Я совершенно романтично наехала на Лоренца велосипедом. Он стоял прямо на велосипедной дорожке. До последнего мгновения я думала, что он отпрыгнет в сторону, тем более что я трезвонила как сумасшедшая и делала отгоняющие движения рукой, и кроме того, я громко ругалась по поводу невежественных пешеходов на велосипедных дорожках. Но Лоренц так углубился в свои бумаги, что он меня не видел и не слышал. Я в последнее мгновение свернула на пешеходную зону, но столкнулась там с другим велосипедистом, который тоже хотел объехать Лоренца. Мы столкнулись все втроём, было довольно много шума, и нам понадобилось время, чтобы разделить наши части тела и велосипеды. Чудо, что никто серьёзно не пострадал, не считая моих ссадин. Лоренц почти сразу же любезно признал, что это он виноват в нашем столкновении.
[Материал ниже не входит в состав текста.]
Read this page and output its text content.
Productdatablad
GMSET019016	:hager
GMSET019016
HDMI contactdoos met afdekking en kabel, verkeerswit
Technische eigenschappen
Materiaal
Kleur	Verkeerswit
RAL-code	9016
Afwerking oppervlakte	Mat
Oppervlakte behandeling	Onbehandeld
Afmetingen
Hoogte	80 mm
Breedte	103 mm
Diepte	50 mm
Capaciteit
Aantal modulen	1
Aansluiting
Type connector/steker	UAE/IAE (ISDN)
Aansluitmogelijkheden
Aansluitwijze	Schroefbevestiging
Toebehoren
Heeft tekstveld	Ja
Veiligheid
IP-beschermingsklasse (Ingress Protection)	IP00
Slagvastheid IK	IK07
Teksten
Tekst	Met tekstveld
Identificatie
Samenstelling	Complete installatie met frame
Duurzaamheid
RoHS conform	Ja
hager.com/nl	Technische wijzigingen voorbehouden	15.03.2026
Он подождал, пока второй велосипедист не уедет, и пригласил меня в ресторан. Сейчас я думаю, что он пригласил меня чисто случайно: если бы второй велосипедист был женщиной и лучше выглядел, чем я, то Лоренц сейчас был бы женат на ней. Потому что он в то время решил связать себя серьёзными узами, а если уж Лоренц что-то решал, то его уже нельзя было сбить с избранного пути. Он был честолюбивый молодой стажёр-юрист с точно определёнными планами на будущее, и мне он казался даром Божьим. Ян Крёлльман был никем по сравнению с Лоренцем Вишневски, мне это сразу стало ясно.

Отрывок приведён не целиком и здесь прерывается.